Benoît Berry, membre du comité des fêtes de la commune et de l’association qui œuvre pour la sauvegarde du patrimoine local, se réjouit de l’engouement suscité par l’exposition. Depuis 2022, une crèche est visible chaque année dans l’église. L’an dernier, Jean-Claude avait offert son aide, promettant une version plus ambitieuse pour l’année suivante. Promesse tenue. Au-delà de l’émerveillement face au travail réalisé, Benoît Berry se réjouit de voir Saint-Martin-l’Astier mis en lumière. « Nous sommes une petite commune, mais nous existons. Grâce à des habitants qui s’investissent bénévolement pour faire vivre le village. »

• L’exposition est visible tous les jours, de 14 h à 18 h, jusqu’au 3 janvier. L’entrée est gratuite.
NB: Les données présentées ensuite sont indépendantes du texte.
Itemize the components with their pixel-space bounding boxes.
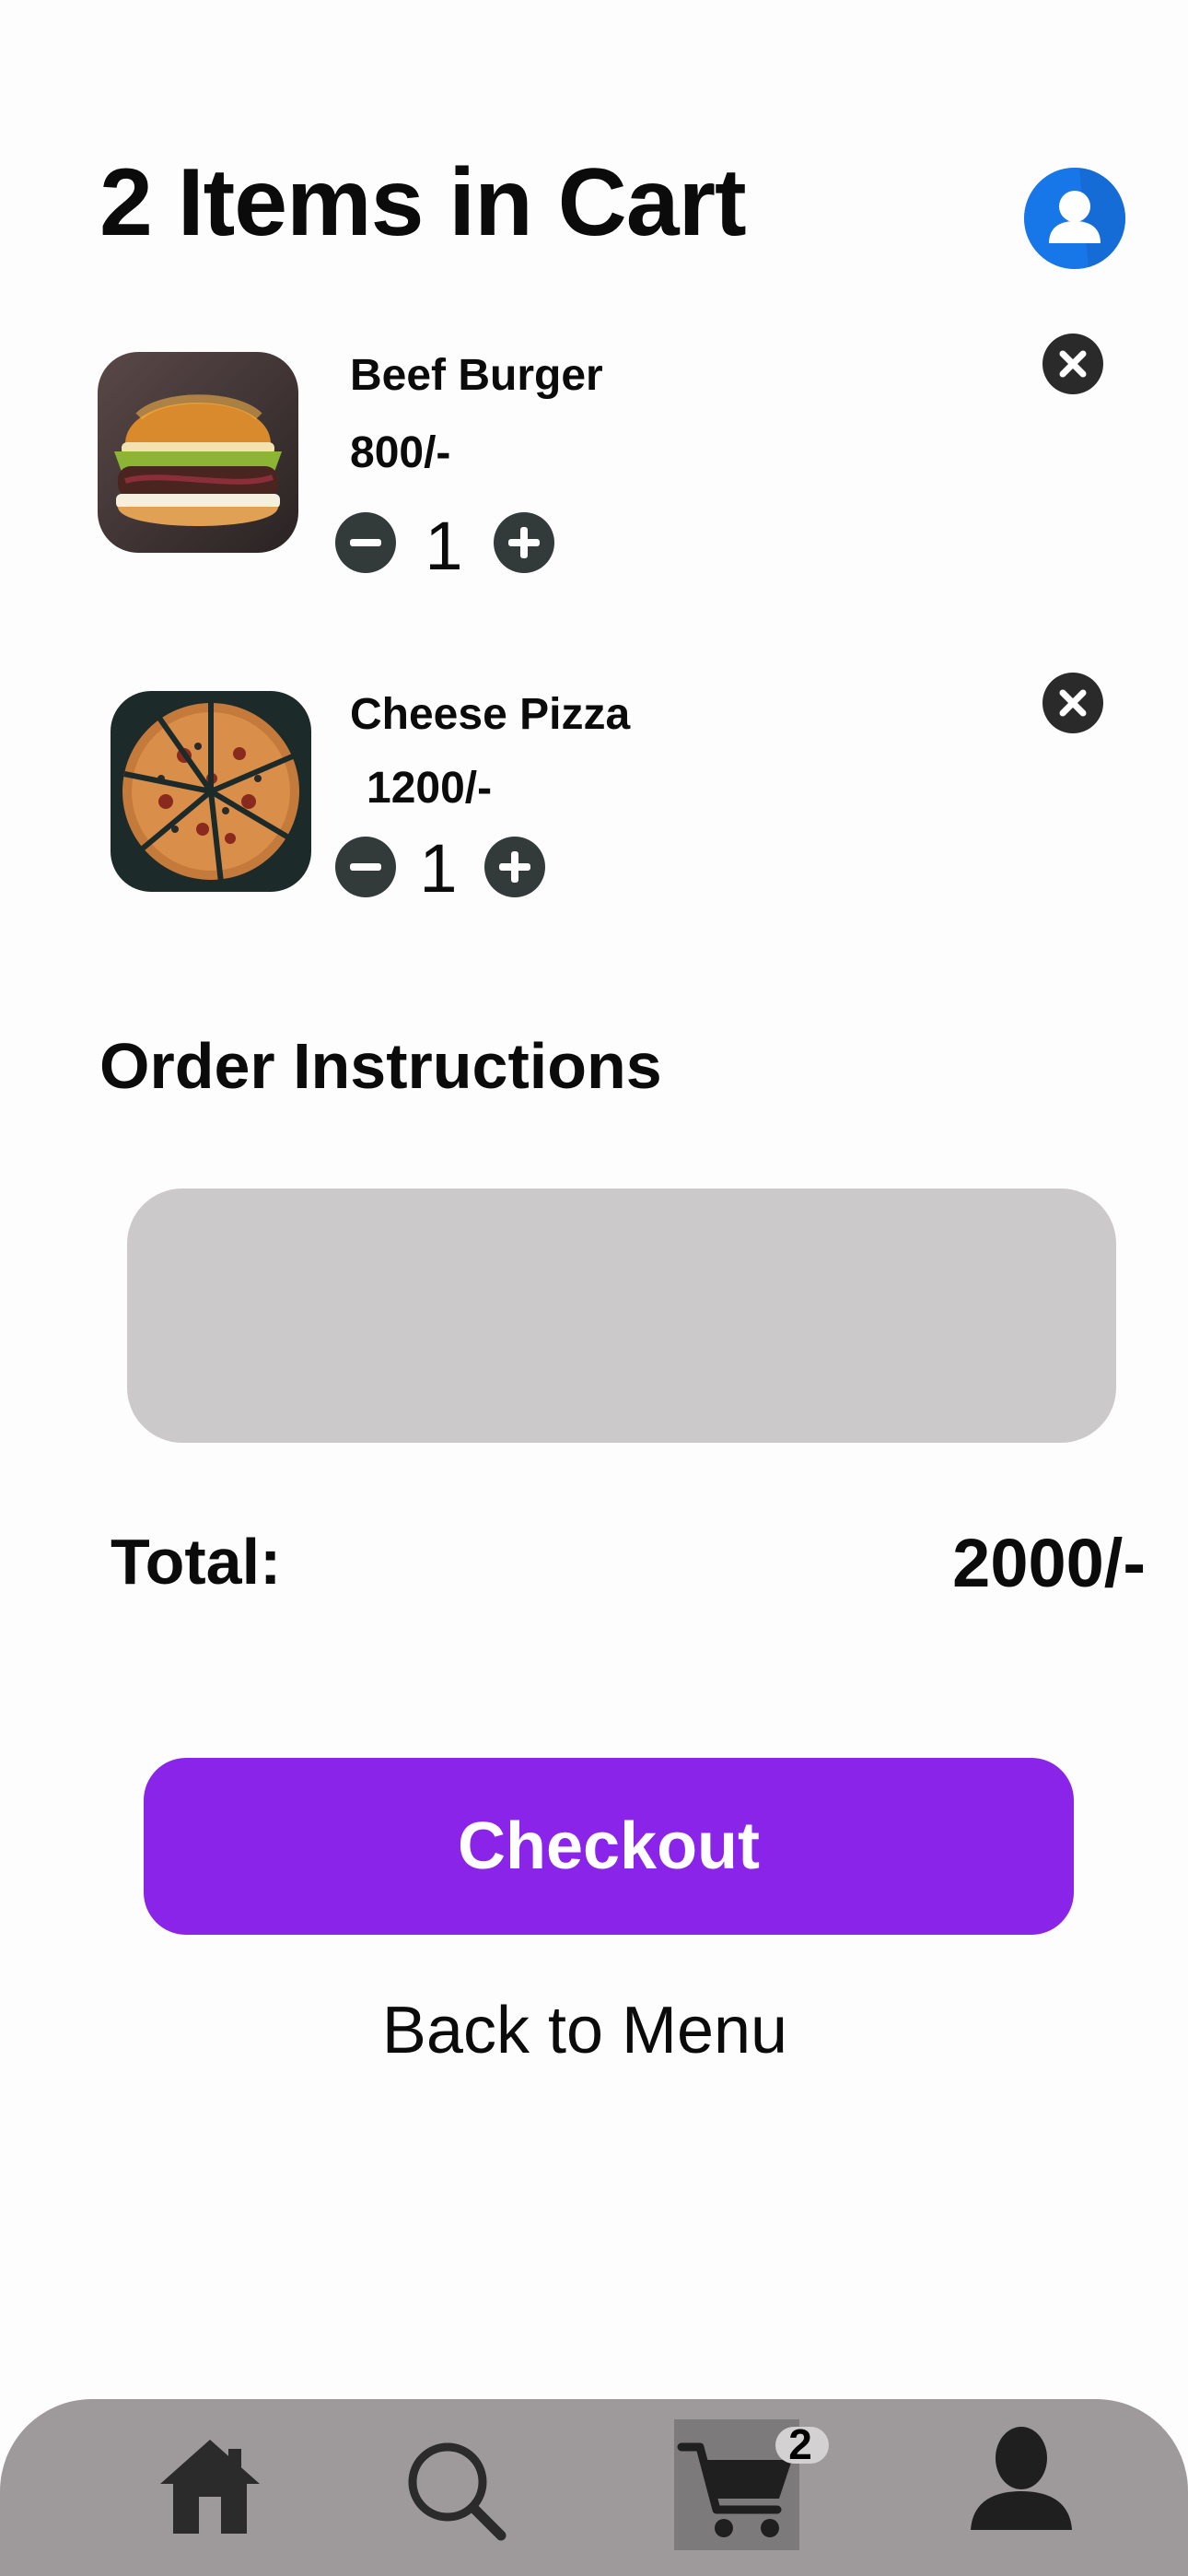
profile-icon — [971, 2427, 1072, 2530]
back-to-menu-link[interactable]: Back to Menu — [0, 1997, 1170, 2064]
search-icon — [408, 2442, 507, 2541]
item-name: Beef Burger — [350, 351, 603, 400]
item-quantity: 1 — [425, 508, 463, 584]
nav-home-button[interactable] — [157, 2436, 263, 2537]
item-quantity: 1 — [419, 830, 458, 907]
cart-item-beef-burger: Beef Burger 800/- 1 — [0, 332, 1188, 608]
order-instructions-input[interactable] — [127, 1188, 1116, 1443]
page-title: 2 Items in Cart — [99, 149, 747, 256]
close-icon — [1059, 689, 1087, 717]
decrease-quantity-button[interactable] — [335, 837, 396, 897]
pizza-photo — [111, 691, 311, 892]
home-icon — [160, 2440, 260, 2534]
decrease-quantity-button[interactable] — [335, 512, 396, 573]
close-icon — [1059, 350, 1087, 378]
nav-profile-button[interactable] — [967, 2423, 1076, 2534]
burger-photo — [98, 352, 298, 553]
remove-item-button[interactable] — [1042, 673, 1103, 733]
item-price: 1200/- — [367, 764, 493, 813]
total-label: Total: — [111, 1526, 282, 1598]
order-instructions-title: Order Instructions — [99, 1030, 662, 1102]
cart-badge-count: 2 — [788, 2420, 812, 2468]
bottom-nav: 2 — [0, 2399, 1188, 2576]
cart-item-cheese-pizza: Cheese Pizza 1200/- 1 — [0, 671, 1188, 947]
checkout-button[interactable]: Checkout — [144, 1758, 1074, 1935]
user-avatar-icon[interactable] — [1024, 168, 1125, 269]
nav-search-button[interactable] — [405, 2440, 508, 2543]
item-price: 800/- — [350, 428, 451, 477]
total-value: 2000/- — [952, 1525, 1146, 1601]
remove-item-button[interactable] — [1042, 334, 1103, 394]
increase-quantity-button[interactable] — [494, 512, 554, 573]
item-name: Cheese Pizza — [350, 690, 631, 739]
increase-quantity-button[interactable] — [484, 837, 545, 897]
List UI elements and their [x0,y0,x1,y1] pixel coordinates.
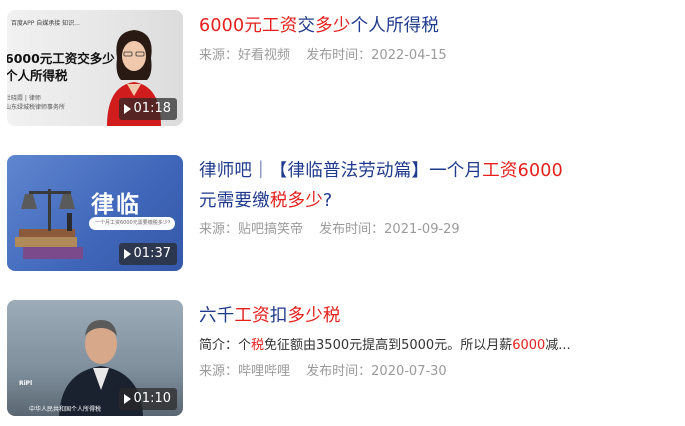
result-meta: 来源：贴吧搞笑帝 发布时间：2021-09-29 [199,218,460,237]
title-highlight: 工资 [234,306,270,326]
thumbnail-brand: 律临 [91,192,141,218]
snippet-highlight: 6000 [512,338,546,353]
video-thumbnail-2[interactable]: 律临 一个月工资6000元需要缴税多少？ 01:37 [7,155,183,271]
thumbnail-byline: 杜晓霞 | 律师 山东绿城税律师事务所 [7,95,66,111]
publish-time: 发布时间：2020-07-30 [306,364,447,379]
justice-scale-image [15,189,83,259]
snippet-highlight: 税 [251,338,265,353]
publish-time: 发布时间：2022-04-15 [306,48,447,63]
title-text: 扣 [269,306,288,326]
play-icon [123,394,131,404]
result-meta: 来源：好看视频 发布时间：2022-04-15 [199,44,447,63]
thumbnail-title: 6000元工资交多少 个人所得税 [7,51,115,83]
duration-badge: 01:10 [118,388,177,410]
result-meta: 来源：哔哩哔哩 发布时间：2020-07-30 [199,360,447,379]
snippet-text: 免征额由3500元提高到5000元。所以月薪 [264,338,513,353]
title-highlight: 税 [322,306,341,326]
result-title-link[interactable]: 6000元工资交多少个人所得税 [199,11,669,41]
title-highlight: 多少 [315,16,351,36]
result-snippet: 简介：个税免征额由3500元提高到5000元。所以月薪6000减... [199,334,571,353]
title-text: 律师吧｜【律临普法劳动篇】一个月 [199,161,483,181]
title-text: 个人所得税 [350,16,440,36]
channel-logo: RiPl [19,380,33,387]
title-highlight: 税 [269,191,288,211]
thumbnail-caption: 中华人民共和国个人所得税 [29,406,102,413]
duration-badge: 01:18 [118,98,177,120]
title-text: 六千 [199,306,235,326]
title-text: 元需要缴 [199,191,270,211]
title-highlight: 多少 [287,191,323,211]
play-icon [123,249,131,259]
source-label: 来源：好看视频 [199,48,291,63]
video-thumbnail-3[interactable]: RiPl 中华人民共和国个人所得税 01:10 [7,300,183,416]
title-highlight: 多少 [287,306,323,326]
title-highlight: 6000元 [199,16,263,36]
title-text: 交 [297,16,316,36]
play-icon [123,104,131,114]
publish-time: 发布时间：2021-09-29 [319,222,460,237]
source-label: 来源：哔哩哔哩 [199,364,291,379]
snippet-text: 简介：个 [199,338,252,353]
thumbnail-logos: 百度APP 自媒承接 知识... [11,20,80,27]
video-thumbnail-1[interactable]: 百度APP 自媒承接 知识... 6000元工资交多少 个人所得税 杜晓霞 | … [7,10,183,126]
title-highlight: 6000 [517,161,563,181]
thumbnail-search-pill: 一个月工资6000元需要缴税多少？ [89,217,175,230]
title-highlight: 工资 [482,161,518,181]
title-highlight: 工资 [262,16,298,36]
result-title-link[interactable]: 六千工资扣多少税 [199,301,669,331]
duration-badge: 01:37 [118,243,177,265]
title-text: ? [322,191,333,211]
result-title-link[interactable]: 律师吧｜【律临普法劳动篇】一个月工资6000 元需要缴税多少? [199,156,669,216]
snippet-text: 减... [545,338,571,353]
source-label: 来源：贴吧搞笑帝 [199,222,304,237]
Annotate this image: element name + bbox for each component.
L’histoire de l’église de Saint-Martin-l’Astier

L’église de Saint-Martin-l’Astier© IBF

Dressée au cœur de la campagne, fait unique en Aquitaine, l’église de Saint-Martin-l’Astier, édifiée entre les IXᵉ et XIIᵉ siècles, se compose de deux parties nettement distinctes.
D’abord, une tour octogonale à l’appareillage de pierre remarquable, coiffée d’une coupole intacte, défiant le temps avec une élégance minérale. Puis, une nef romane, sobre et recueillie, animée par un Chemin de croix contemporain en poteries peintes, où la création actuelle dialogue avec la mémoire ancienne.
Implantée en zone inondable, à quelques pas seulement de la rivière Isle, l’église semble pourtant protégée : jamais les eaux ne l’ont atteinte. Un mystère de plus. Sa cloche messagère, elle, continue de rythmer la vie des habitants, annonçant tour à tour les événements heureux ou les heures de deuil.
Quant à son origine exacte, elle demeure incertaine. Certains évoquent la construction par un chevalier templier revenu des croisades. D’autres avancent l’hypothèse d’un ancien site païen, dédié au culte d’une source, récupéré lors de l’évangélisation pour devenir baptistère.
Entre histoire, légende et silence des pierres, l’église veille.